Raka menatap Alana yang berdiri di belakang tubuh Mita. "Kau tak apa?" tanyanya, namun tak ada satu pun jawaban yang lolos dari bibir Alana.

Sementara itu kini Arya sibuk mengusir orang-orang yang menatap ke sana.

"Heh, apa yang kalian lihat? Kalian pikir ini tontonan gratis? Sana pergi!" Arya berteriak pada orang-orang hingga mereka semua pun kembali melangkah pergi dari sana.

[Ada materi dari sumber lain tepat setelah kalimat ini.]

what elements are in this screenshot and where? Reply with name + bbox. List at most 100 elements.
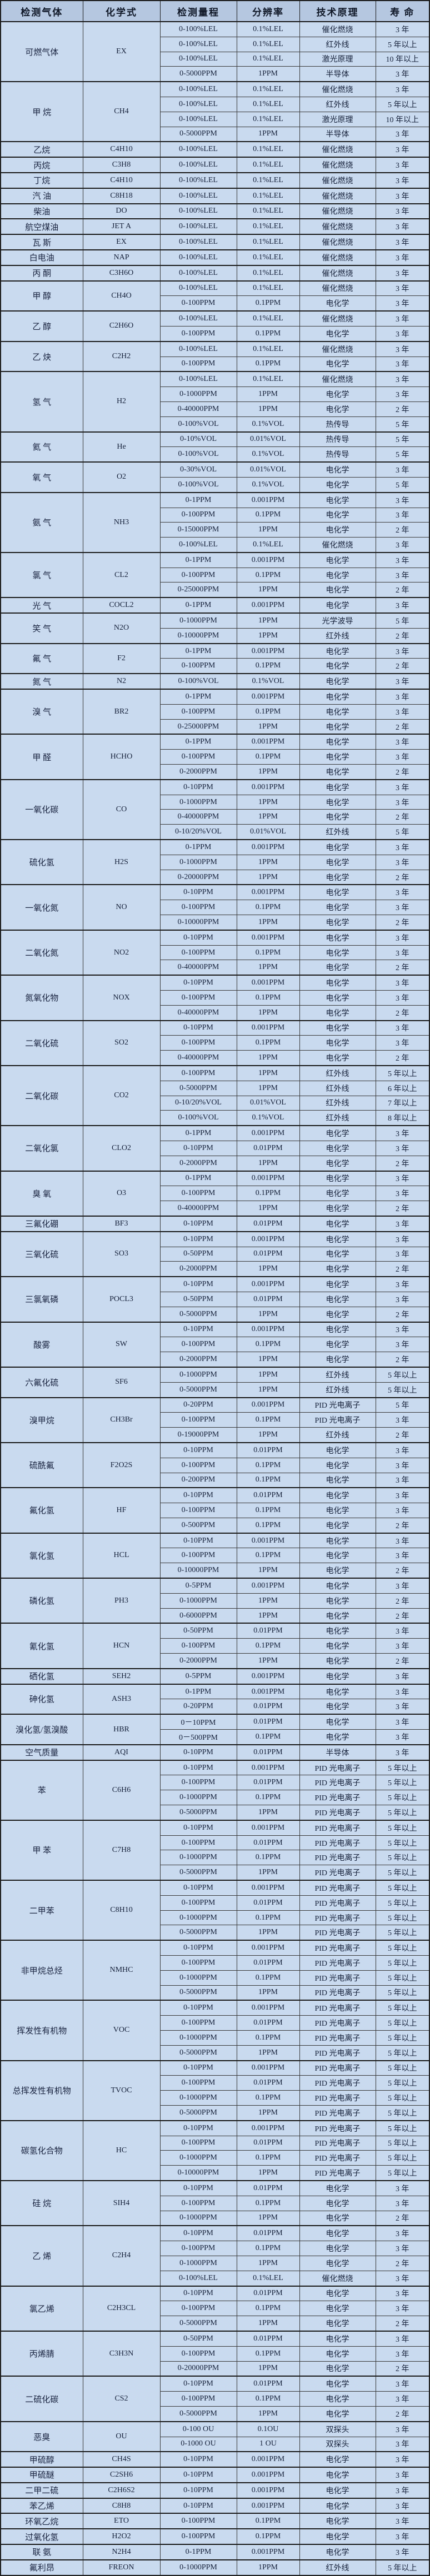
range-cell: 0-1000PPM (159, 1910, 237, 1926)
principle-cell: PID 光电离子 (299, 1985, 376, 2001)
resolution-cell: 0.001PPM (236, 551, 300, 568)
lifespan-cell: 3 年 (375, 264, 430, 282)
resolution-cell: 1PPM (236, 1608, 300, 1624)
lifespan-cell: 7 年以上 (375, 1095, 430, 1111)
formula-cell: CH4S (82, 2451, 161, 2468)
lifespan-cell: 5 年以上 (375, 1790, 430, 1806)
table-row: 环氧乙烷 ETO 0-100PPM 0.1PPM 电化学 3 年 (0, 2513, 430, 2529)
principle-cell: 电化学 (299, 2316, 376, 2332)
range-cell: 0-100%LEL (159, 537, 237, 553)
table-row: 0-100PPM 0.1PPM 电化学 3 年 (1, 325, 430, 342)
formula-cell: C8H10 (82, 1880, 161, 1941)
table-row: 0-100%VOL 0.1%VOL 热传导 5 年 (1, 416, 430, 433)
range-cell: 0-20000PPM (159, 869, 237, 885)
resolution-cell: 0.1%LEL (236, 249, 300, 266)
principle-cell: 电化学 (299, 929, 376, 946)
resolution-cell: 0.1%VOL (236, 416, 300, 433)
lifespan-cell: 3 年 (375, 1668, 430, 1685)
resolution-cell: 1PPM (236, 794, 300, 810)
range-cell: 0-1PPM (159, 491, 237, 508)
gas-name-cell: 氟利昂 (0, 2559, 83, 2576)
principle-cell: PID 光电离子 (299, 1880, 376, 1896)
gas-name-cell: 氯 气 (0, 551, 83, 598)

"Sebenarnya apa yang terjadi? Kau tidak seharusnya memarahi Alana di sini," ujar Raka. "Tahan emosimu, Gas. Alana itu wanita." Ia membuang napasnya pelan dan langsung menjauhkan Bagas dari sana sebelum lelaki itu kembali mengamuk.

"Kau tak apa?" Mita memutar tubuhnya dan menatap Alana. Ia lalu menatap kedua tangan Alana yang mengepal di samping tubuhnya.

"Maaf, Mit. Kau bisa pergi ke kantin duluan. Aku sekarang sudah tidak nafsu makan."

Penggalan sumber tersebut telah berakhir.